In the book 'Geometry of Schemes' (Eisenbud-Harris), there is a question that says the following (page 34, I-44): put $Y = \rm{Spec\,} K[s]$ and $Z = \rm{Spec\,} K[t]$. Let $U \subset Y$ be the open set $Y_s$ and let $V \subset Z$ be the open set $Z_t$. Let $\psi: V \rightarrow U$ be the isomorphism corresponding to the map $$\mathcal{O}_Y(U)=K[s,s^{-1}] \rightarrow K[t,t^{-1}] = \mathcal{O}_Z(V) $$ sending $s$ to $t$, and let $\gamma$ be the map sending $s$ to $t^{-1}$. Let $X_1$ be the scheme obtained by gluing together $Y$ and $Z$ along $\psi$ and let $X_2$ be the scheme obtained by gluing along $\gamma$. Show that $X_1$ and $X_2$ are not isormorphic.
I can clearly see what the map $\psi$ is and I also see what the scheme $X_1$ looks like (doubled origin). I also know that $\psi([(f(s)]) = [(f(t))]$ is an explicit description of $\psi$.
However a remark in the exercise states that $X_2$ is the projective line, but I do not get this. I don't understand how the map $\gamma: V \rightarrow U$ looks like, which is exactly my question. Can anyone give me an explicit description of what $\gamma$ does?

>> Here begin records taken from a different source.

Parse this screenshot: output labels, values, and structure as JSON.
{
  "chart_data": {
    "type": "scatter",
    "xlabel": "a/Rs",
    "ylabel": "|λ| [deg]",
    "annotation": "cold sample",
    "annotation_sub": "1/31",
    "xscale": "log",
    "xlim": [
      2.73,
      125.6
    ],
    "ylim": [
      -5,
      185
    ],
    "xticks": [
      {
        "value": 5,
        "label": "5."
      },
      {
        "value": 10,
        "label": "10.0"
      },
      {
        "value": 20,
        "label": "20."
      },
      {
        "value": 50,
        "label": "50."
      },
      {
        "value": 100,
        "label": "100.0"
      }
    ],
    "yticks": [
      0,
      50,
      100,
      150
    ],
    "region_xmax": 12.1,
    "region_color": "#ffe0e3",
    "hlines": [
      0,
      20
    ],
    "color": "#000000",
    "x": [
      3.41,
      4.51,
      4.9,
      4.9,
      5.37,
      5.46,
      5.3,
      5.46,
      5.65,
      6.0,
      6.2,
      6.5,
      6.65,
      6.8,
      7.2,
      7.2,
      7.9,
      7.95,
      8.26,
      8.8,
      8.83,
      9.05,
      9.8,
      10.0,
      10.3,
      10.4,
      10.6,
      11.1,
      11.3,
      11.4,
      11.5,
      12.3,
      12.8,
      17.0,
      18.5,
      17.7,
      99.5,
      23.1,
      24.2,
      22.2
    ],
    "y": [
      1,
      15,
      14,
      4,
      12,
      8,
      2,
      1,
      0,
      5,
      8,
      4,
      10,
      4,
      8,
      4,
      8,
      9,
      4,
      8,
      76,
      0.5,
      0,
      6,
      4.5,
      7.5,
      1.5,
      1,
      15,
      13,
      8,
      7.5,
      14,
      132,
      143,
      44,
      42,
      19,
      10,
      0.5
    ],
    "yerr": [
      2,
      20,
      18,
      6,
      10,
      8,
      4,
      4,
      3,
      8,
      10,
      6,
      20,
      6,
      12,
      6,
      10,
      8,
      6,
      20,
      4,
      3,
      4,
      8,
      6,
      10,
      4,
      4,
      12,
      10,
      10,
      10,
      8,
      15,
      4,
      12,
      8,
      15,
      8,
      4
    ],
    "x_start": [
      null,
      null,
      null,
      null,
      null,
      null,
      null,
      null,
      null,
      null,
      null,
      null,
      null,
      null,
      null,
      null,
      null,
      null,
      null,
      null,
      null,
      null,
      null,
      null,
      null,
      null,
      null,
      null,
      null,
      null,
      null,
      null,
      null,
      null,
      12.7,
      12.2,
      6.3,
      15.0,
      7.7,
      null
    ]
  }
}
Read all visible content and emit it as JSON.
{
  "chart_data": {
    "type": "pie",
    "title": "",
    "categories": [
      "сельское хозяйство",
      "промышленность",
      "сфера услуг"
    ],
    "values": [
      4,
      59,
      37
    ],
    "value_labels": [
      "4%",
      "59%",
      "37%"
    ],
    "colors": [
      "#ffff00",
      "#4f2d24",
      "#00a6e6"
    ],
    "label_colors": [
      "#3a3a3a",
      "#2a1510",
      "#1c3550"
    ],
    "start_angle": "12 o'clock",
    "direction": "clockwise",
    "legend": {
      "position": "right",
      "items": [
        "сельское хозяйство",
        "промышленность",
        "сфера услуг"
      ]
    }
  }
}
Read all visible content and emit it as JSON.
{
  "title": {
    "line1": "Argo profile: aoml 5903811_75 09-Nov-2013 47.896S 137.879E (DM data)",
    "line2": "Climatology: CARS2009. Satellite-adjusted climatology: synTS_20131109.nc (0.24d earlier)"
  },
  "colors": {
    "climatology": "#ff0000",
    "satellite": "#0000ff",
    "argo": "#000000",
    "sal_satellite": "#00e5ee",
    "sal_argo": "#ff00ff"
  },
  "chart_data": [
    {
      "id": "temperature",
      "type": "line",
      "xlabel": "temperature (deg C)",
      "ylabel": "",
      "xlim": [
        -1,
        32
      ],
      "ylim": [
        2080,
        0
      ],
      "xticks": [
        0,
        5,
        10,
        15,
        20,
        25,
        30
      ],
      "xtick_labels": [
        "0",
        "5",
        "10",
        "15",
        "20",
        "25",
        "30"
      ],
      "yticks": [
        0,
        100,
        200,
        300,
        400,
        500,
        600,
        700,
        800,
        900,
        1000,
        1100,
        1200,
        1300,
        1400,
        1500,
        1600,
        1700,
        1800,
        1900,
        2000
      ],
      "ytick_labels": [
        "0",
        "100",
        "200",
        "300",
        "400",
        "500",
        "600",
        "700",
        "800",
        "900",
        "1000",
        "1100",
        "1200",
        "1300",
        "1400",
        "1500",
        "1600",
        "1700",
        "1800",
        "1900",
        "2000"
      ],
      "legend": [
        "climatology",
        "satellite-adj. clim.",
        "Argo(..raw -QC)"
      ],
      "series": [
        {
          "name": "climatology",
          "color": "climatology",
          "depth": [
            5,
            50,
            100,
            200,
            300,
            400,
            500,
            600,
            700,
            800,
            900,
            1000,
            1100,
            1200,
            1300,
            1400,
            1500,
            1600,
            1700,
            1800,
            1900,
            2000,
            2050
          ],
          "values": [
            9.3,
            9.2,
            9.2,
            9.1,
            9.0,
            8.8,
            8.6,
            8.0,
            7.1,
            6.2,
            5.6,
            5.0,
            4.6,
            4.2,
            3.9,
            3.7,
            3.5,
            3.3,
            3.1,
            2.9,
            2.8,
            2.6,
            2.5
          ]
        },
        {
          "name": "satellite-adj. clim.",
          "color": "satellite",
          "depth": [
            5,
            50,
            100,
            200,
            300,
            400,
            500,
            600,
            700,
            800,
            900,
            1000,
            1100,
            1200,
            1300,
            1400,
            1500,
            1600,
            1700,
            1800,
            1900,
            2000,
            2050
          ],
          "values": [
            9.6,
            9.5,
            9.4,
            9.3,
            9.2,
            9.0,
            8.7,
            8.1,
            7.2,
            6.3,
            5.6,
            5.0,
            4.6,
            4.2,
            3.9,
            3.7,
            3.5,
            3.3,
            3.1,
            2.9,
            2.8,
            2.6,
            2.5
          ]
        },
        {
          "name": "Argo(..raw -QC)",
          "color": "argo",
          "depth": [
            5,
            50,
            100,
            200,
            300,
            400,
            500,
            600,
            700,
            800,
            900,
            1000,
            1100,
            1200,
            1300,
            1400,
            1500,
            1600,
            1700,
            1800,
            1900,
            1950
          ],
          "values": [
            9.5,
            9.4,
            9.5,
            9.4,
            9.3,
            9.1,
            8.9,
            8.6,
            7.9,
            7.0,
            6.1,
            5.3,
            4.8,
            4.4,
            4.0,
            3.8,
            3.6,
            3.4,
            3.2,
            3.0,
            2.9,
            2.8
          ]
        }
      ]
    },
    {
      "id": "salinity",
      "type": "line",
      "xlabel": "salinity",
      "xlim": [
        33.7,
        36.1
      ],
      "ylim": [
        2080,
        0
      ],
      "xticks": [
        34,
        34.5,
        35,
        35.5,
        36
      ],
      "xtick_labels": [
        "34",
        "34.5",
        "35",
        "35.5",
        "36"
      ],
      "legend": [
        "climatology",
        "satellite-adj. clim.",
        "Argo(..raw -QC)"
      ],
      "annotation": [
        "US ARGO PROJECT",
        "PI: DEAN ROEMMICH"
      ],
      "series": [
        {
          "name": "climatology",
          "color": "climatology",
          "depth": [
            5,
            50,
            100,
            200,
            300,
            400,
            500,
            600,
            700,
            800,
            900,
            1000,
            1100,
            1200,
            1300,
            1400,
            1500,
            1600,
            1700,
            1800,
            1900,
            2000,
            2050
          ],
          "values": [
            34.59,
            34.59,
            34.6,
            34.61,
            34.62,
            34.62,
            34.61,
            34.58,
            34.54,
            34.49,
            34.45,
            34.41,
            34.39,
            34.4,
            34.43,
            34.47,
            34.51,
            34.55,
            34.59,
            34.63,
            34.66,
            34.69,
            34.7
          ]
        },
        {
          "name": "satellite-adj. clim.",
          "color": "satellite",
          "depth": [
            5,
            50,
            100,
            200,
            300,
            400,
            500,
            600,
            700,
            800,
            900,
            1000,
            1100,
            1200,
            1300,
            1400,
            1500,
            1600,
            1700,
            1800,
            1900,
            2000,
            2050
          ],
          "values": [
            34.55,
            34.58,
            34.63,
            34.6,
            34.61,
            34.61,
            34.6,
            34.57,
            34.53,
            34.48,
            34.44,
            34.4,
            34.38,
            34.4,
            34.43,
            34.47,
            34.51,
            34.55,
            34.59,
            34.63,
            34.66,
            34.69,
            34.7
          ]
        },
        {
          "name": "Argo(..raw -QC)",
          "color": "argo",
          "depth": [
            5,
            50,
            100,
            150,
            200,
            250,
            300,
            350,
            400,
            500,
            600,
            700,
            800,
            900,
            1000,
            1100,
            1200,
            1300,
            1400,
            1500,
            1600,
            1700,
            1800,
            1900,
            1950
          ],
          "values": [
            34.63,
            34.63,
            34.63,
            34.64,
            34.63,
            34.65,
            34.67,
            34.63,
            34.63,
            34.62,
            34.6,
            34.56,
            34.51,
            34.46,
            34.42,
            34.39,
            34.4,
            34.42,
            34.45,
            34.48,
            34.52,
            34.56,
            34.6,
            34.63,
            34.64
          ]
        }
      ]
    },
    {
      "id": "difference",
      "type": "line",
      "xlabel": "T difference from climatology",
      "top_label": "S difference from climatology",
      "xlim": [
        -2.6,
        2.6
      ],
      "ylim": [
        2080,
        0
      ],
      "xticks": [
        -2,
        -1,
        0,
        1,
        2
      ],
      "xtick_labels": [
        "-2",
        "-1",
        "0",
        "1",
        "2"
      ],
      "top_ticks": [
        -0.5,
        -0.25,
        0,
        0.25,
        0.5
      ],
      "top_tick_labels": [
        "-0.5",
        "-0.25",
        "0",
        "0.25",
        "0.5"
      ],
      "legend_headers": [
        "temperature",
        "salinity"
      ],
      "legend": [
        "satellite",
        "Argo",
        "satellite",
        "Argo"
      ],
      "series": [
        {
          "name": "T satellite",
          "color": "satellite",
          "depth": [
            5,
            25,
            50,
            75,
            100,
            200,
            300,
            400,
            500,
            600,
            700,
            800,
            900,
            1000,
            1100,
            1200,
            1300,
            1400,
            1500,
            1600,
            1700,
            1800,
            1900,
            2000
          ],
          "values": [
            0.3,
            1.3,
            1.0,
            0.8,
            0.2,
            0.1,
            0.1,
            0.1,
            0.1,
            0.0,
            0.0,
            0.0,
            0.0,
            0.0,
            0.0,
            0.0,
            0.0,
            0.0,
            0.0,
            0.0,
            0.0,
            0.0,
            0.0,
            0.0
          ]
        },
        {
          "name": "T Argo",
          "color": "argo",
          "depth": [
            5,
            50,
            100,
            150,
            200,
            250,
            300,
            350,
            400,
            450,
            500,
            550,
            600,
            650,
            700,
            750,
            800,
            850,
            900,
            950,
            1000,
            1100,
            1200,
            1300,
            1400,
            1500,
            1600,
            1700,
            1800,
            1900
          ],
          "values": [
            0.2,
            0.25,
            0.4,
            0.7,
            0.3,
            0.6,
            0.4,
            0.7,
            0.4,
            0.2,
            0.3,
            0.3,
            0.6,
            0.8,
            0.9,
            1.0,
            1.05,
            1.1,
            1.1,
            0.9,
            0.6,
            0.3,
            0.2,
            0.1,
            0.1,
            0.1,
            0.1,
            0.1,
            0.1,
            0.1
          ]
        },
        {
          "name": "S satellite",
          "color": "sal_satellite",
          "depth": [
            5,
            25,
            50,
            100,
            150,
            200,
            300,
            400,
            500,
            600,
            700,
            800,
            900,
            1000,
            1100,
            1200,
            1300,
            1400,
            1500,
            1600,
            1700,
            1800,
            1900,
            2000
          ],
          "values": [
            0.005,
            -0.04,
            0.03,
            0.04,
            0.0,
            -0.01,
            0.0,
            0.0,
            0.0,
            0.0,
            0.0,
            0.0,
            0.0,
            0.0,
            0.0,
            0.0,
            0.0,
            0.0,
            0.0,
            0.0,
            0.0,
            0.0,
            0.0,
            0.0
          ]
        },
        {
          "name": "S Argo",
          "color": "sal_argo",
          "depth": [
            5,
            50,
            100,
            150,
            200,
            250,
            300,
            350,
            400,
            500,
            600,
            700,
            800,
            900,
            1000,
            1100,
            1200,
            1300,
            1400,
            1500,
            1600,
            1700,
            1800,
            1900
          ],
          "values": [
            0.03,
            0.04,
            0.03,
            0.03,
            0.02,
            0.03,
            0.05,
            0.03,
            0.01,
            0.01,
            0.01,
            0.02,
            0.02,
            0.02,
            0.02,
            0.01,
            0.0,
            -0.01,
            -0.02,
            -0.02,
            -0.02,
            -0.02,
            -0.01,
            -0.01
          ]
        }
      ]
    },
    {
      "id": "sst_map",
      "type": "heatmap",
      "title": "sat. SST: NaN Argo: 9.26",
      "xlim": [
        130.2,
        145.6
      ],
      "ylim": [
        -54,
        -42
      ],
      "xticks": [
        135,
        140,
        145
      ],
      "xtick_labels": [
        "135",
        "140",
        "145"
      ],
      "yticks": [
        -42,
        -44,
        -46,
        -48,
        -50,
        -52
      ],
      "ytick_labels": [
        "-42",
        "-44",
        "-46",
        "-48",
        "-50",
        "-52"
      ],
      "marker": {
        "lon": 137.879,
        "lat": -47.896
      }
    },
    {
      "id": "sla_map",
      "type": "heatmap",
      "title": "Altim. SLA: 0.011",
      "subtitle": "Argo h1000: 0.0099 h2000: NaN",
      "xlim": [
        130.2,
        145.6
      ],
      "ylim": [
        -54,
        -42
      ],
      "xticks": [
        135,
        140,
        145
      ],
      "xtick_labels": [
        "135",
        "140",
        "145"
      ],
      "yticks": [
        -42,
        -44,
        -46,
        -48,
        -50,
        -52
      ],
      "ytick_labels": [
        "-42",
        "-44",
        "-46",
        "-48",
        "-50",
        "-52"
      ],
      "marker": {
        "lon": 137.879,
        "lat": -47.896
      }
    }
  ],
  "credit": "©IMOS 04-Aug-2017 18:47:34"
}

I don't want the answer for the exercise yet, I want to try this myself first after I understand $\gamma$ and $X_2$ better.
$\require{AMScd}$
$\newcommand{\PP}{{\mathbf P}}$ $\newcommand{\spec}{\mathrm{Spec}}$
It is $\PP^1_K = \mathrm{proj}(K[X,Y])$. Now $\mathrm{proj}(K[X,Y])$ is covered by the open affines
$$D_+(X) = \spec(K[X,Y]_{(X)}) = \spec(K[Y/X])$$
and
$$D_+(Y) = \spec(K[X,Y]_{(Y)}) = \spec(K[X/Y])$$
Furthermore it is $D_+(XY)$ equal to $\spec(K[Y/X]_{Y/X}) = \spec(K[Y/X,X/Y])=\spec(A)$ as a subset of $D_+(X)$ and equal to $\spec(K[X/Y]_{X/Y}) =\spec(K[X/Y,Y/X])=\spec(A)$ as a subset of $D_+(Y)$. If we write $K[Y/X] = K[s]$ and $K[X/Y] = K[t]$ then we have $D_+(XY)$ as the spec of $K[s,s^{-1}]$ and as the spec of $K[t,t^{-1}]$. As $s = Y/X$ and $t = X/Y$ we have the map $\Theta:s \mapsto t^{-1}$ which makes the square
$$ \begin{CD} k[s,s^{-1}] @> \Phi >> A\\ @VV\Theta V @VV=V\\ k[t,t^{-1}] @> \Psi>> A \end{CD} $$
commute where $\Phi(s) = Y/X$ and $\Psi(t) = X/Y$.